Monday, January 19, 2015

In "Hamlet" why is Hamlet so unwilling to trust what the Ghost tells him? Why does Hamlet not immediately obey the Ghost's order?

mrs-campbell, you might want to reconsider the errors in your answer.



Once he has solid proof of Claudius's guilt, THEN he'll believe the ghost and act on the message it brought.  So, he sets about finding clues; he sets up the players, skulks about the castle, reads in-between the lines, ponders life and death, and eventually, at the very end of the play, FINALLY decides that the ghost was right and decides to act on what it had told him.

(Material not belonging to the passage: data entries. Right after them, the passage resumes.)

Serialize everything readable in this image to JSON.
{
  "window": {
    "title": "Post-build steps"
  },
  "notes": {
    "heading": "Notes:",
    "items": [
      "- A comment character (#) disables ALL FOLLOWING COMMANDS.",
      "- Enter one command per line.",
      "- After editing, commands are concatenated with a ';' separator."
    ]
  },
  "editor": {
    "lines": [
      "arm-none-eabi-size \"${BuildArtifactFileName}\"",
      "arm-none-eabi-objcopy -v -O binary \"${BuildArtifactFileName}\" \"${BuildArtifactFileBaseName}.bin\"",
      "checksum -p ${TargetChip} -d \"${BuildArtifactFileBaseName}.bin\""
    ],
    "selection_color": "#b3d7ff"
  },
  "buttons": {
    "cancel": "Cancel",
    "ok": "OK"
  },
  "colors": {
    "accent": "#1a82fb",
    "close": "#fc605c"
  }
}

Hamlet kills Claudius in a feat of reasoned passion, "avenging" his mother, Laertes and himself, and not his father; thus ignoring the dubious ghost (whatever it really is), whom he never obeys throughout the Play.


Hamlet acts only on the words of Laertes and Gertrude, who are true living witnesses to and victims of a real crime of treason. No goblins in Act 5, or hearsay ghostly gossip.



And, as the highest ranking person, now, in Denmark, Hamlet metes justice to Claudius, not vengeance



Laertes:
Thy mother's poison'd. 
I can no more. The King, the King's to blame.



Gertrude:
No, no! the drink, the drink! O my dear Hamlet!